E pouco a pouco fui me sentido renascer, embora, a dor nos pés permanecesse intensa, em decorrência do longo trecho vencido em piso duro.

Mais tarde, depois de cuidar de minhas bolhas, saí para dar uma volta pelo simpático povoado e aproveitei para carimbar minha credencial no Monastério, e visitá-lo, numa breve incursão em seu interior.

E, enquanto estive naquele vetusto convento, tive a sensação de haver retrocedido no tempo, imaginando, como num “dejavu”, suas alas ocupadas antigamente por monges, e pelos milhares de peregrinos que por ali passaram ao longo de tantos séculos.

À noite, face o intenso desgaste físico acumulado pela duríssima jornada do dia, fiz singelo lanche no quarto, e logo me recolhi, já pensando no dia seguinte, quando me reencontraria com o saudoso e batido “Caminho Francês”. 

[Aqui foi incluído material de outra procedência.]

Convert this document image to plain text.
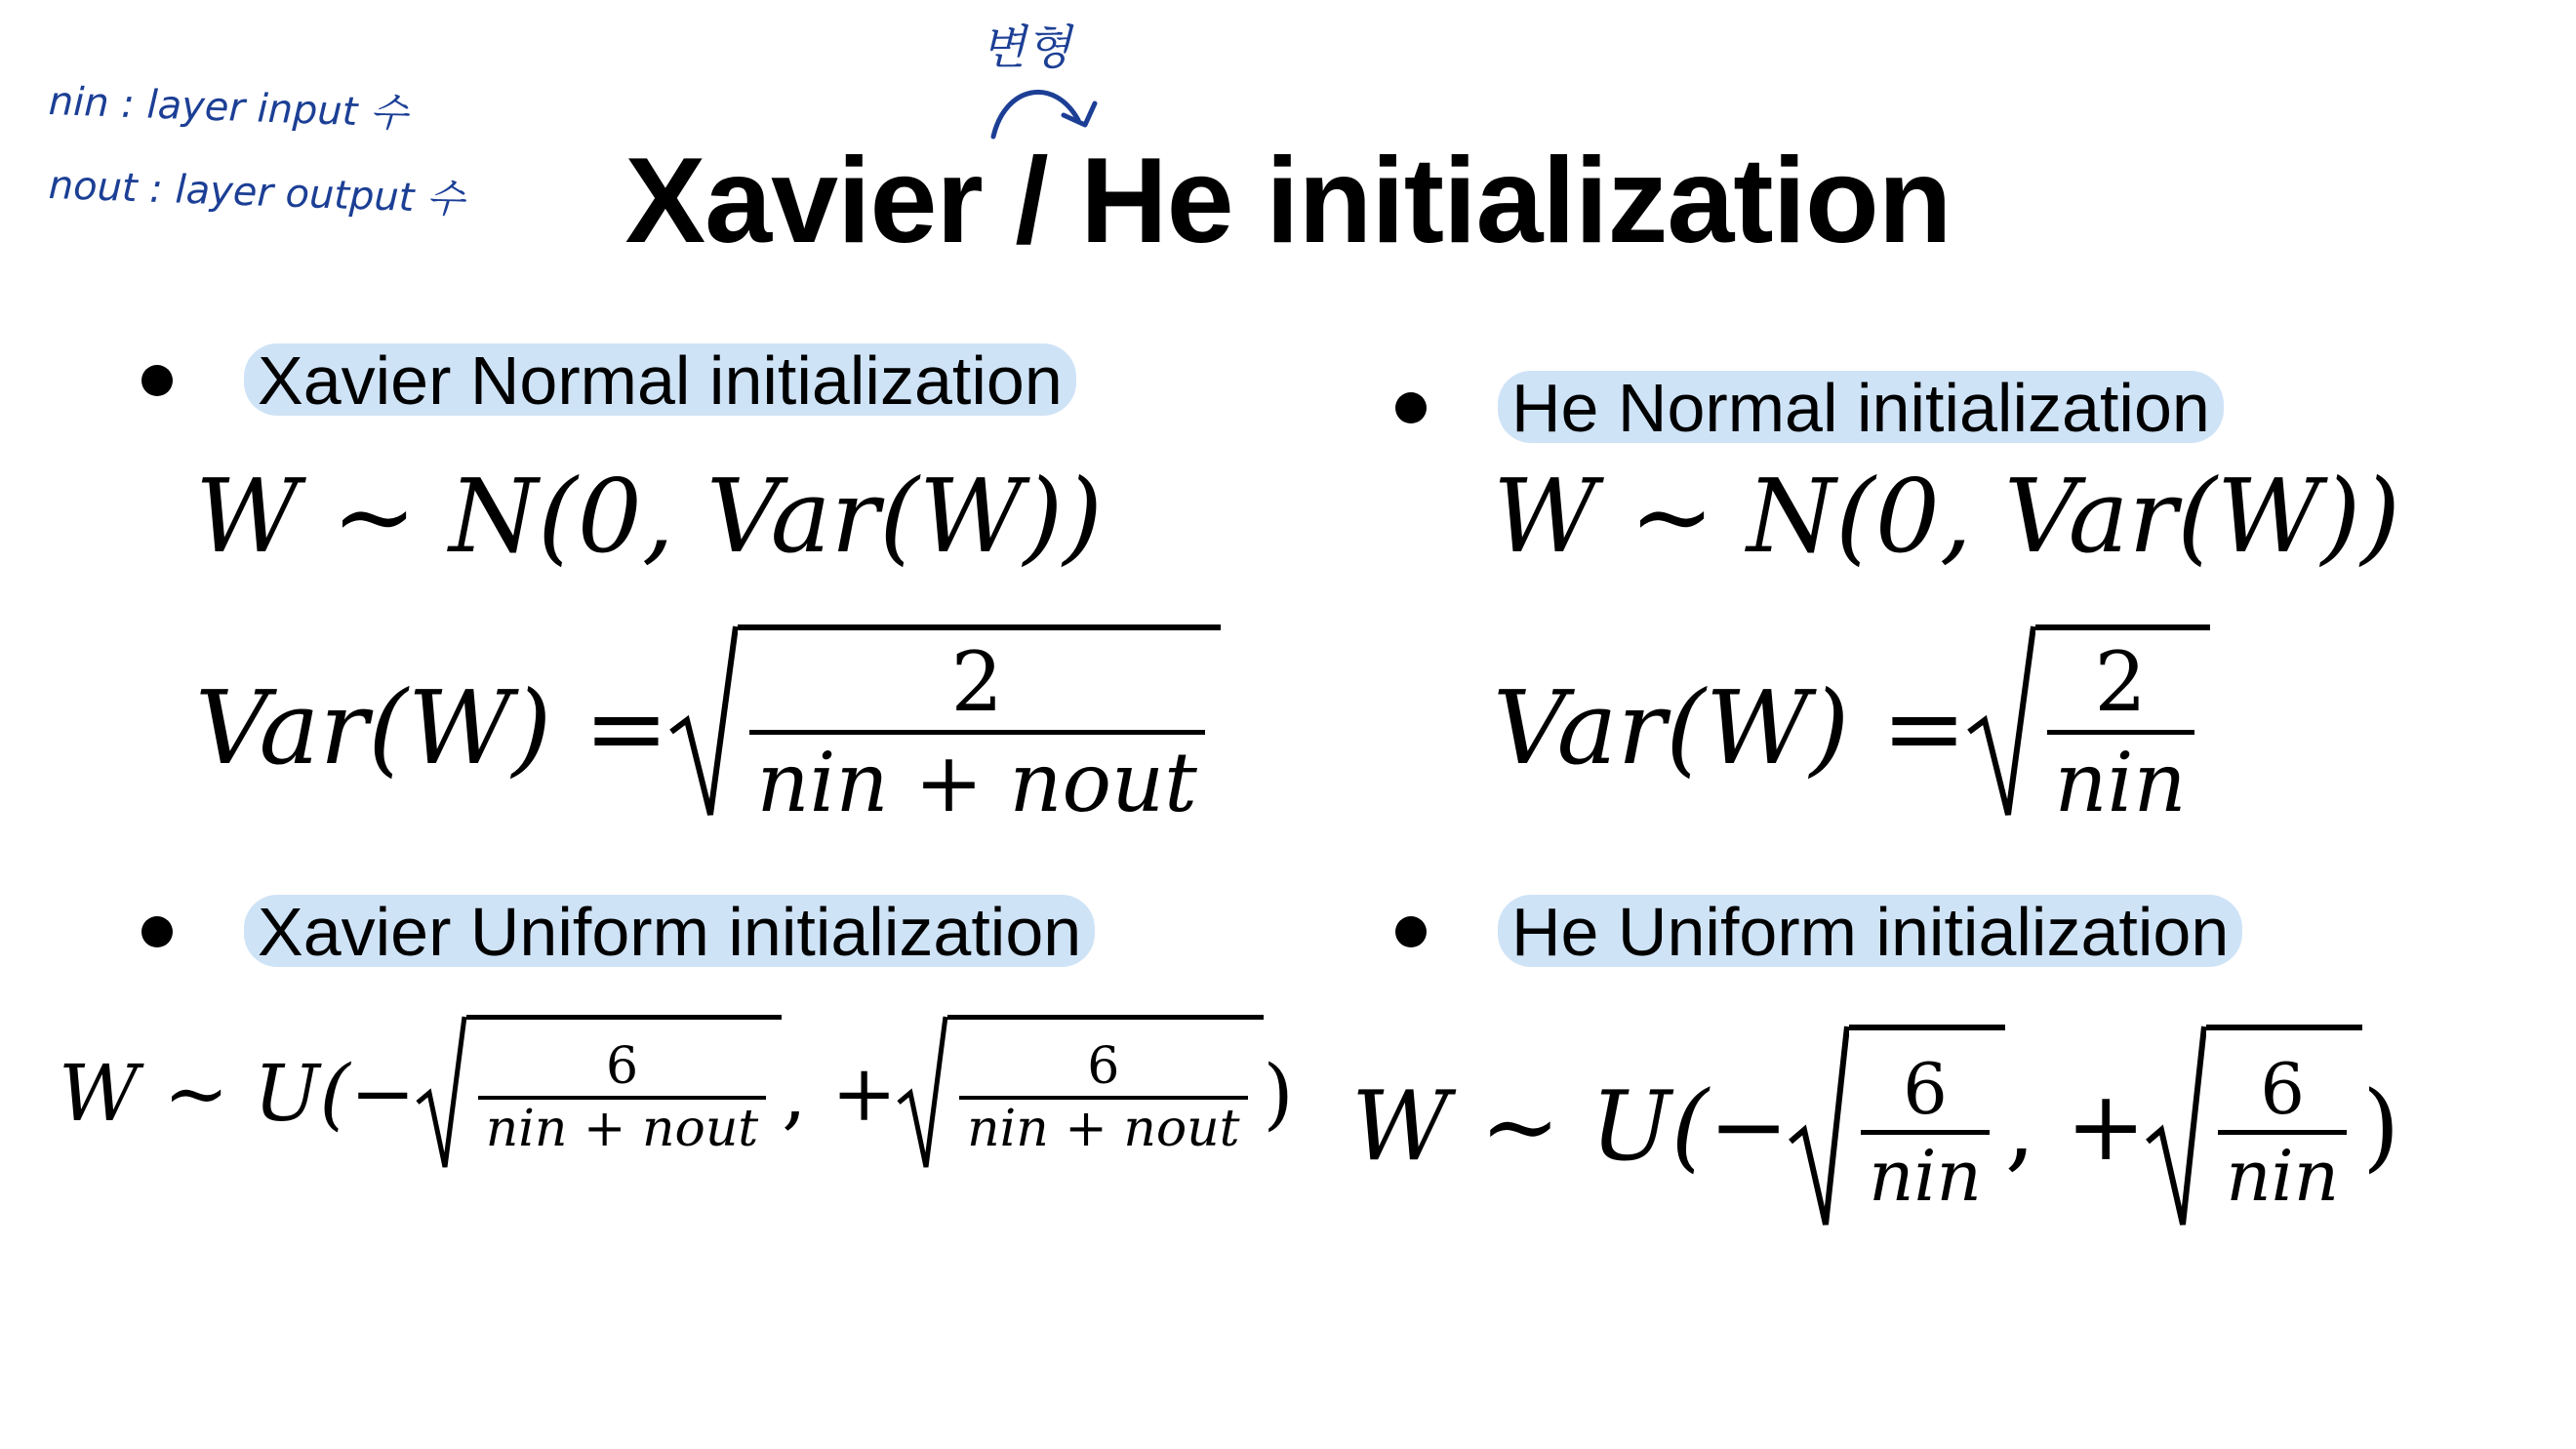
nin : layer input 수
nout : layer output 수
변형
Xavier / He initialization
Xavier Normal initialization
W
∼ N(0, Var(W))
Var(W) =	2
nin + nout
He Normal initialization
W
∼ N(0, Var(W))
Var(W) = 2
nin
Xavier Uniform initialization
W ∼ $U(- \frac{6}{\text{nin + nout}}$ , + $\frac{6}{\text{nin + nout}}$ )
He Uniform initialization
W ∼ U(− 6
nin , + 6
nin )
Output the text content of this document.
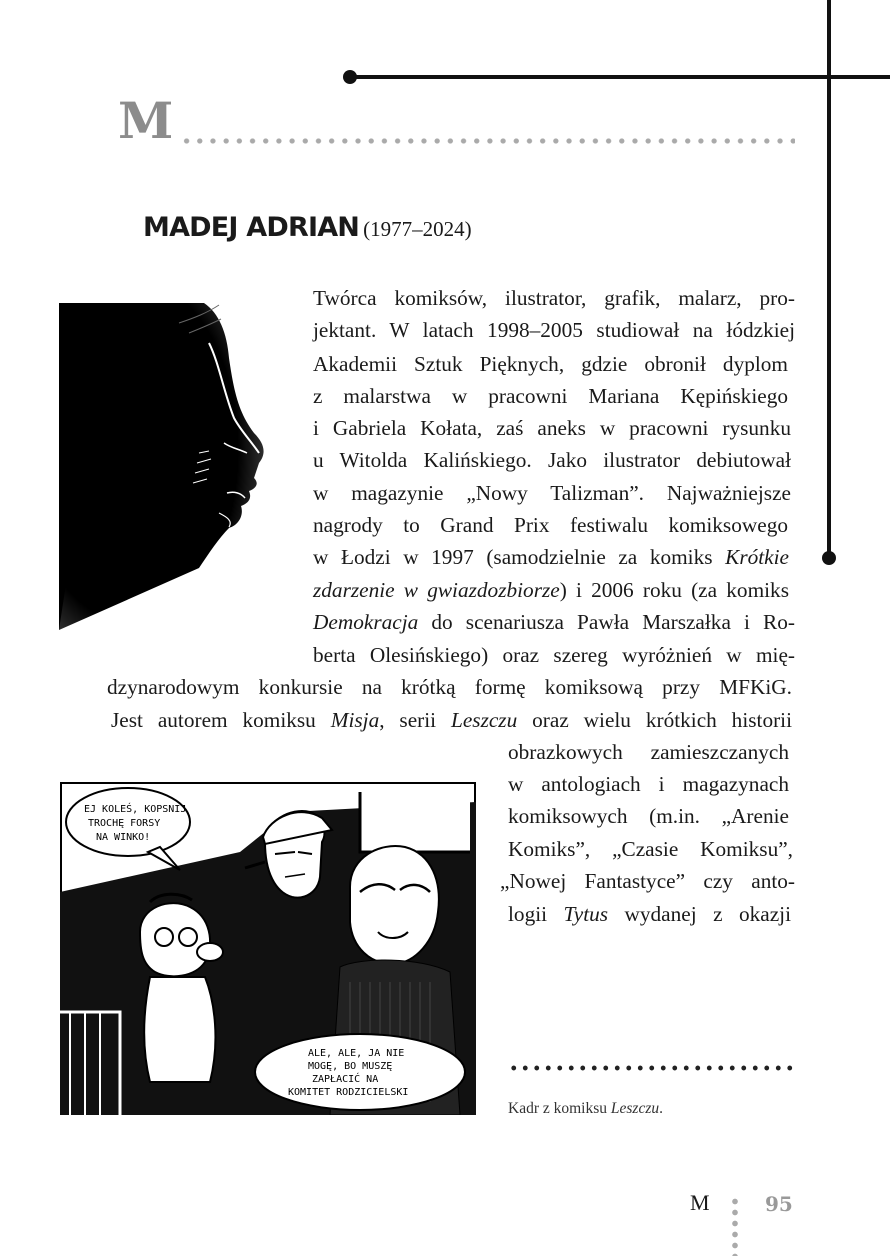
M
MADEJ ADRIAN (1977–2024)
Twórca komiksów, ilustrator, grafik, malarz, pro-
jektant. W latach 1998–2005 studiował na łódzkiej
Akademii Sztuk Pięknych, gdzie obronił dyplom
z malarstwa w pracowni Mariana Kępińskiego
i Gabriela Kołata, zaś aneks w pracowni rysunku
u Witolda Kalińskiego. Jako ilustrator debiutował
w magazynie „Nowy Talizman”. Najważniejsze
nagrody to Grand Prix festiwalu komiksowego
w Łodzi w 1997 (samodzielnie za komiks Krótkie
zdarzenie w gwiazdozbiorze) i 2006 roku (za komiks
Demokracja do scenariusza Pawła Marszałka i Ro-
berta Olesińskiego) oraz szereg wyróżnień w mię-
dzynarodowym konkursie na krótką formę komiksową przy MFKiG.
Jest autorem komiksu Misja, serii Leszczu oraz wielu krótkich historii
obrazkowych zamieszczanych
w antologiach i magazynach
komiksowych (m.in. „Arenie
Komiks”, „Czasie Komiksu”,
„Nowej Fantastyce” czy anto-
logii Tytus wydanej z okazji
EJ KOLEŚ, KOPSNIJ
TROCHĘ FORSY
NA WINKO!
ALE, ALE, JA NIE
MOGĘ, BO MUSZĘ
ZAPŁACIĆ NA
KOMITET RODZICIELSKI
Kadr z komiksu Leszczu.
M	95
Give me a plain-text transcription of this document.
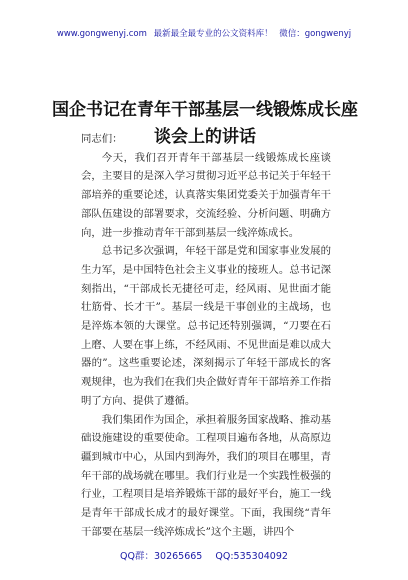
www.gongwenyj.com 最新最全最专业的公文资料库！ 微信：gongwenyj
国企书记在青年干部基层一线锻炼成长座谈会上的讲话

同志们：

今天，我们召开青年干部基层一线锻炼成长座谈会，主要目的是深入学习贯彻习近平总书记关于年轻干部培养的重要论述，认真落实集团党委关于加强青年干部队伍建设的部署要求，交流经验、分析问题、明确方向，进一步推动青年干部到基层一线淬炼成长。

总书记多次强调，年轻干部是党和国家事业发展的生力军，是中国特色社会主义事业的接班人。总书记深刻指出，“干部成长无捷径可走，经风雨、见世面才能壮筋骨、长才干”。基层一线是干事创业的主战场，也是淬炼本领的大课堂。总书记还特别强调，“刀要在石上磨、人要在事上练，不经风雨、不见世面是难以成大器的”。这些重要论述，深刻揭示了年轻干部成长的客观规律，也为我们在我们央企做好青年干部培养工作指明了方向、提供了遵循。

我们集团作为国企，承担着服务国家战略、推动基础设施建设的重要使命。工程项目遍布各地，从高原边疆到城市中心，从国内到海外，我们的项目在哪里，青年干部的战场就在哪里。我们行业是一个实践性极强的行业，工程项目是培养锻炼干部的最好平台，施工一线是青年干部成长成才的最好课堂。下面，我围绕“青年干部要在基层一线淬炼成长”这个主题，讲四个

QQ群：30265665 QQ:535304092
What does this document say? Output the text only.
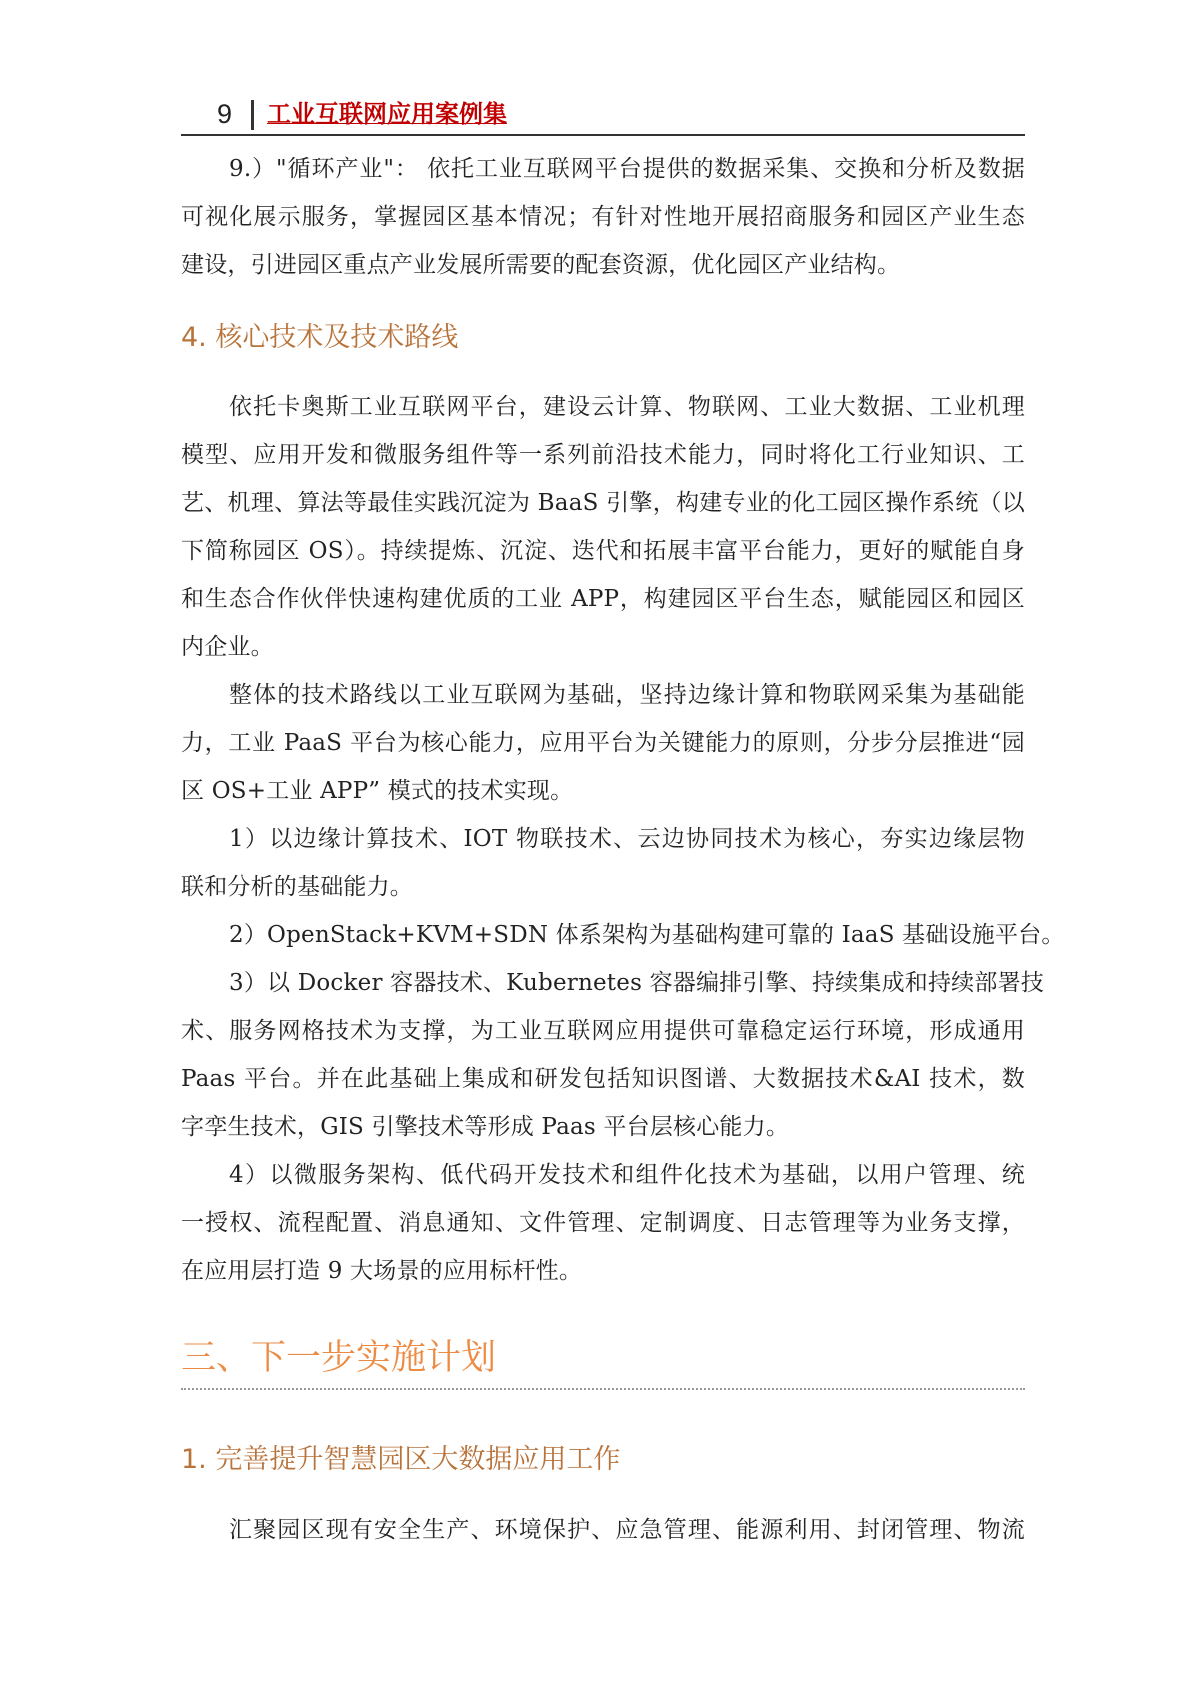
9 工业互联网应用案例集
9.）"循环产业"： 依托工业互联网平台提供的数据采集、交换和分析及数据
可视化展示服务，掌握园区基本情况；有针对性地开展招商服务和园区产业生态
建设，引进园区重点产业发展所需要的配套资源，优化园区产业结构。
4. 核心技术及技术路线
依托卡奥斯工业互联网平台，建设云计算、物联网、工业大数据、工业机理
模型、应用开发和微服务组件等一系列前沿技术能力，同时将化工行业知识、工
艺、机理、算法等最佳实践沉淀为 BaaS 引擎，构建专业的化工园区操作系统（以
下简称园区 OS）。持续提炼、沉淀、迭代和拓展丰富平台能力，更好的赋能自身
和生态合作伙伴快速构建优质的工业 APP，构建园区平台生态，赋能园区和园区
内企业。
整体的技术路线以工业互联网为基础，坚持边缘计算和物联网采集为基础能
力，工业 PaaS 平台为核心能力，应用平台为关键能力的原则，分步分层推进“园
区 OS+工业 APP” 模式的技术实现。
1）以边缘计算技术、IOT 物联技术、云边协同技术为核心，夯实边缘层物
联和分析的基础能力。
2）OpenStack+KVM+SDN 体系架构为基础构建可靠的 IaaS 基础设施平台。
3）以 Docker 容器技术、Kubernetes 容器编排引擎、持续集成和持续部署技
术、服务网格技术为支撑，为工业互联网应用提供可靠稳定运行环境，形成通用
Paas 平台。并在此基础上集成和研发包括知识图谱、大数据技术&AI 技术，数
字孪生技术，GIS 引擎技术等形成 Paas 平台层核心能力。
4）以微服务架构、低代码开发技术和组件化技术为基础，以用户管理、统
一授权、流程配置、消息通知、文件管理、定制调度、日志管理等为业务支撑，
在应用层打造 9 大场景的应用标杆性。
三、下一步实施计划
1. 完善提升智慧园区大数据应用工作
汇聚园区现有安全生产、环境保护、应急管理、能源利用、封闭管理、物流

IMPRESSÃO PESSOAL – Uma etapa de grande amplitude e cercada de muita vegetação, porém extremamente cansativa, em razão dos acidentes naturais a ser vencidos e, principalmente, pelo excessivo “tramo” em asfalto. Posto que dos 41 quilômetros percorridos, aproximadamente 30 quilômetros foram por rodovia. No geral, uma etapa plena de bosques e muito verde, porém, uma das mais difíceis e desgastantes que enfrentei em toda a minha jornada.